We canceled our Zeplin subscription this summer. That sentence is doing a lot of work, because the subscription wasn’t really the point. The point is we stopped treating handoff as a step in the process and started treating it as a surface that engineers read from continuously. It’s a small change in framing that reorganized how our whole team works.

01. Handoff as an event was the real problem

For years, our flow looked like this: design a screen, polish it, freeze it, “hand it off.” There was a ceremony. There was sometimes a meeting. There was, inevitably, a week later, a Slack message that started with “hey quick question about the spec.”


The quiet assumption under all of it was that design was a thing you finished and then passed, intact, to engineering. As if an interface could be done in one tool and then manufactured in another. That assumption was wrong in a hundred small ways that added up to the wrong shape of relationship between the two teams.


Treating handoff as an event meant every ambiguity became a negotiation. Every spec gap became a meeting. Every late-stage change became a delta someone had to track in a comment thread somewhere. It was friction dressed up as process.
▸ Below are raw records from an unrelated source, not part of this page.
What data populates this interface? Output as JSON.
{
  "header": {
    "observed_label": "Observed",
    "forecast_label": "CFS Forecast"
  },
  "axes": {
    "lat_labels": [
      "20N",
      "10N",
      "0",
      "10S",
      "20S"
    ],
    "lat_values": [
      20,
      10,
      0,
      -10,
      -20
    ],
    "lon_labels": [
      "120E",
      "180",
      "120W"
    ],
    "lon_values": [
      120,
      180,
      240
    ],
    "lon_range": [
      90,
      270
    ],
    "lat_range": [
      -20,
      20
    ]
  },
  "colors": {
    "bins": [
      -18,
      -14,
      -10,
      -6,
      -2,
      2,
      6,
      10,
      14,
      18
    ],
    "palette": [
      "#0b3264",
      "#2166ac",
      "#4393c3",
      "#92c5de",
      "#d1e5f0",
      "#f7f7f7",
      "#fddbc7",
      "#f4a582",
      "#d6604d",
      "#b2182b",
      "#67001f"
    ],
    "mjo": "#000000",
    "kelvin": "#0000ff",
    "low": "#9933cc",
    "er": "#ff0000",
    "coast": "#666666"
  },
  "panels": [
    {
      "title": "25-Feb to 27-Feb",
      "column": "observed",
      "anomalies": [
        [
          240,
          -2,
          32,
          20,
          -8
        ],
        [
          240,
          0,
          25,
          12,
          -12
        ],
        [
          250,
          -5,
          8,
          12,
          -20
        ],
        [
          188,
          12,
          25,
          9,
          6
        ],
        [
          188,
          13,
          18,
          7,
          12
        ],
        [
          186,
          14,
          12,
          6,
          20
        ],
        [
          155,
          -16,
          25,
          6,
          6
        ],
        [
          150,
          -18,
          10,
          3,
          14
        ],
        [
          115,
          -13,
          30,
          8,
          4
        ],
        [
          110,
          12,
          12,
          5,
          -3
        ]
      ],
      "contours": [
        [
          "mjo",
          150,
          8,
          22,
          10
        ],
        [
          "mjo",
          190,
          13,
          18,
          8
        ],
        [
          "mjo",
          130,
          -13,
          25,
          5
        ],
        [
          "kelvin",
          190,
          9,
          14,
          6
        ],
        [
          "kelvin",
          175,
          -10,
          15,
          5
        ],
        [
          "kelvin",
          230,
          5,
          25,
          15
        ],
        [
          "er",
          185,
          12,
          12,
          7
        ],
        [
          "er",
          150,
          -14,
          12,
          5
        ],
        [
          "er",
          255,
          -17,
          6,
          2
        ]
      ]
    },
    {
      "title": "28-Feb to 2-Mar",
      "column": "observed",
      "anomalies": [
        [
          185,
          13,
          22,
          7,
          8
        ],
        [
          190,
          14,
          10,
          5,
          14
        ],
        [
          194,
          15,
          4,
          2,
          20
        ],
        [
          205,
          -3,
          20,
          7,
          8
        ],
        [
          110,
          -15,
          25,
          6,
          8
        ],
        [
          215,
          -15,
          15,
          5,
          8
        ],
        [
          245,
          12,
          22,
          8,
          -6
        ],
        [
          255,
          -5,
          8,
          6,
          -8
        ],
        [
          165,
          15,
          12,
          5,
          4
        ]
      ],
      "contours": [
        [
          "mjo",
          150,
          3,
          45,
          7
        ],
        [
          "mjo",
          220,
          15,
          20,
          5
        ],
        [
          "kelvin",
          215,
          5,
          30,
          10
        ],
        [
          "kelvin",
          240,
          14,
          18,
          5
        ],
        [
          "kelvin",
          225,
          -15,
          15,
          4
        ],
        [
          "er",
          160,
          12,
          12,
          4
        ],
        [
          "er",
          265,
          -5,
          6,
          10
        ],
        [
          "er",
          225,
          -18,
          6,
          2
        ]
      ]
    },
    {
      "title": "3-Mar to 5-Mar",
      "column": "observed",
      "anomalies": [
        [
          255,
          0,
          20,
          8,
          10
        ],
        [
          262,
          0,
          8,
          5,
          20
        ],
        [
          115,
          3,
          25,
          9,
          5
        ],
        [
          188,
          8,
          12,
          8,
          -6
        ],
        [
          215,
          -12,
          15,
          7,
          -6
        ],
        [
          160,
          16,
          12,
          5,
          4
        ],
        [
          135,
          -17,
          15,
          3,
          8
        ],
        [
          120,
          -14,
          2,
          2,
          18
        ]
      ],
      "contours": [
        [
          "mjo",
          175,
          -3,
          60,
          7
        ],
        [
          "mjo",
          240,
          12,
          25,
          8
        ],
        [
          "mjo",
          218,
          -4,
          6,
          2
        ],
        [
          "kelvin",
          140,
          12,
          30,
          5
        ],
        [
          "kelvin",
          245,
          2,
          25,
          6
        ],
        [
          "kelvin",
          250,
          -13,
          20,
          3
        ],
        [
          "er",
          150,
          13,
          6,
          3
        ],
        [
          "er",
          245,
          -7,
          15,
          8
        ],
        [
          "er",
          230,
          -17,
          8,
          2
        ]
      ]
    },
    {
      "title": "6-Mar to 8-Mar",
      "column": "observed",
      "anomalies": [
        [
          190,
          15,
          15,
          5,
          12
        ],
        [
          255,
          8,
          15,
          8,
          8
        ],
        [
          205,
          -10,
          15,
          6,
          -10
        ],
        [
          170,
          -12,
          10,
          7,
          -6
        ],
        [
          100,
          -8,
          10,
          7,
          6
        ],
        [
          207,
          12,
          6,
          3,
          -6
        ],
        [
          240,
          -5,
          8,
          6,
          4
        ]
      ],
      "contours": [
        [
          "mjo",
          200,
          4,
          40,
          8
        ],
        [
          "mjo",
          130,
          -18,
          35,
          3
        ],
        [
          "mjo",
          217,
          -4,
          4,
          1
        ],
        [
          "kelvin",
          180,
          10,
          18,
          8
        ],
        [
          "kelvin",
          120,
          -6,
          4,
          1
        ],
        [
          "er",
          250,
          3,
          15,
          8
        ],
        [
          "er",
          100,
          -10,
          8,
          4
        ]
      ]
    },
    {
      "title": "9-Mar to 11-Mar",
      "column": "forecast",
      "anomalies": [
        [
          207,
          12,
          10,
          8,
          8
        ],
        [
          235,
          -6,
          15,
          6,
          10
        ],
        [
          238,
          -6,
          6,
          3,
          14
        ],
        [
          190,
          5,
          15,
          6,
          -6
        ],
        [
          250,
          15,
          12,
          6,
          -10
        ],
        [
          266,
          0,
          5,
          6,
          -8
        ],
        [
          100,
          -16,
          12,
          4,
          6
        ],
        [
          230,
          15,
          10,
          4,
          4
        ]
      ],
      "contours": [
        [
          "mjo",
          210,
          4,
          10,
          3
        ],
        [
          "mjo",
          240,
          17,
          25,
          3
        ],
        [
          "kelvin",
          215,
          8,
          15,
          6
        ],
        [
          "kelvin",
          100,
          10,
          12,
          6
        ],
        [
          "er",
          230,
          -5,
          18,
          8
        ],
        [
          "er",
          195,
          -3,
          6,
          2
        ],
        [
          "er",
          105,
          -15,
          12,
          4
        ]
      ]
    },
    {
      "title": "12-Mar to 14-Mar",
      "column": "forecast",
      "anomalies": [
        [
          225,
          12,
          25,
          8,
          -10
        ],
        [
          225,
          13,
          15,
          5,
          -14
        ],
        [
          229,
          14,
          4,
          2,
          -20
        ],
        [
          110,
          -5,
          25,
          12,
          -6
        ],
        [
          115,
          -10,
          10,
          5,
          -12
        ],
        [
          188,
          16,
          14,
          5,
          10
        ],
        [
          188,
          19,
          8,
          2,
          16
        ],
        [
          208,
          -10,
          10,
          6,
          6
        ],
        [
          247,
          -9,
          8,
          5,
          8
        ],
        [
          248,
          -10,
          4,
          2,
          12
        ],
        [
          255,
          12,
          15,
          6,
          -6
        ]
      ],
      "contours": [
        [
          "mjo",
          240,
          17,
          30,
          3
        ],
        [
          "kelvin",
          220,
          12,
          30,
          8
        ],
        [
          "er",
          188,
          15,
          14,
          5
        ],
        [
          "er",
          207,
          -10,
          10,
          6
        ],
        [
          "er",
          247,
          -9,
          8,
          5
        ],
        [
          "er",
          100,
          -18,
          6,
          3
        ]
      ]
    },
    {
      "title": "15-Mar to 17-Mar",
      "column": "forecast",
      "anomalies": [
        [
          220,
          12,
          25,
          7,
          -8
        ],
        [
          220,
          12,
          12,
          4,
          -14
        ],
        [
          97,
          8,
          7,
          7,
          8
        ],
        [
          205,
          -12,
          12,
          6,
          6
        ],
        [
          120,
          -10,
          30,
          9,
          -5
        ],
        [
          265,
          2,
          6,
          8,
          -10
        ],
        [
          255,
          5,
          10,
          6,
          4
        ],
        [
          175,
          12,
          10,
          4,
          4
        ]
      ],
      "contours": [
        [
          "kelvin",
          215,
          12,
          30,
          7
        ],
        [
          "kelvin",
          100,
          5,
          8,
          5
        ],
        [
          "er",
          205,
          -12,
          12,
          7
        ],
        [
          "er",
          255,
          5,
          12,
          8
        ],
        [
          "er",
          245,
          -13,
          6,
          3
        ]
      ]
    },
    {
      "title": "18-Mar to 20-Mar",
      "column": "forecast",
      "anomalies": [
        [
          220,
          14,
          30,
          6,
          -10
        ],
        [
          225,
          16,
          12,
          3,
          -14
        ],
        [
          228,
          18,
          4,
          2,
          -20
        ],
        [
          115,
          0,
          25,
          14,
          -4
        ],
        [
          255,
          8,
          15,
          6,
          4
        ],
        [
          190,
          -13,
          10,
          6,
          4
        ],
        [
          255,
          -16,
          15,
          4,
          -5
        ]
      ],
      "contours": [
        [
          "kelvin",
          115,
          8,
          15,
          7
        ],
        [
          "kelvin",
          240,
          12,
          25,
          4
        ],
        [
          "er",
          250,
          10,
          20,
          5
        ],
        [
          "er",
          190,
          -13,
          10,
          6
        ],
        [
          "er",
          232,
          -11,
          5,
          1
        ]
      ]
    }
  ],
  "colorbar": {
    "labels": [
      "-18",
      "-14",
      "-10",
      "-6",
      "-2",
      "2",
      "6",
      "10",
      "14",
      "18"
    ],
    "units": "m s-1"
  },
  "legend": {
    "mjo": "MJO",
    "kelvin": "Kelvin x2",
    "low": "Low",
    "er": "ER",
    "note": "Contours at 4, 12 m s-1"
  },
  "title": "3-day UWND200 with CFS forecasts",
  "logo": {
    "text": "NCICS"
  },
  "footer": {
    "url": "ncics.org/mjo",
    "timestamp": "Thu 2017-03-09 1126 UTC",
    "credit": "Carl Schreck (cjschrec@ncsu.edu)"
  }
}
02. What continuous collaboration actually looks like

With Dev Mode mature enough to trust, the wall disappeared. Engineers now pull what they need, when they need it, directly from the file: tokens, variables, spacing, typography, measurements, component references. The design file is no longer a picture of an interface, it’s a structured data source that happens to also be visually readable.


“Mark as ready for dev” became the designer’s equivalent of a Git commit push. It’s not a ceremony, it’s a signal. This slice is stable enough to pull from. If I rework it later, the signal flips, engineers see that, and the state of the world is always legible without a meeting.

“Handoff used to be a wall we threw designs over. Now it’s a shared sandbox.”

The other thing that changed, quietly, is that engineers stopped asking me questions that designs shouldn’t have to answer out loud. Margins, states, variant behavior, all of that is in the file, in the tokens, or in the component itself. The questions I do get are higher-level now, about intent and edge cases, which is, uncomfortably, where my attention should have been all along.

03. What this demanded of me

The catch, and there’s always a catch, is that I can’t design the way I used to.


I used to think in arbitrary groupings: a few rectangles, loosely aligned, vibes-driven. It looked fine in Figma. It fell apart in code, because code doesn’t do vibes. Now I have to design with implementation constraints from day one. Flexbox, grid, intrinsic sizing, token-bound spacing. If I group things in a way that no layout engine could reproduce, I’m just drawing a lie.


That was the hardest adjustment. It felt, at first, like giving up a kind of freedom. Then it stopped feeling like freedom lost and started feeling like pretending to have options I never really had. The production artifact was always going to be flexbox. I was just spending extra energy to pretend otherwise in Figma.


The result, a few months in, is that my files look more like component libraries than like mood boards. They’re boring to scroll through. They’re great to build from.


04. Closing

Canceling Zeplin was the cheap part. The real cost was mine: updating how I think about a design file and who it’s for. It’s not a gallery anymore. It’s a working surface that my engineering partners live in as much as I do.


If your team still has a dedicated handoff step, I’d at least sit with the question of what that step is actually protecting. In our case, the answer turned out to be “my old habits,” and those weren’t worth the friction.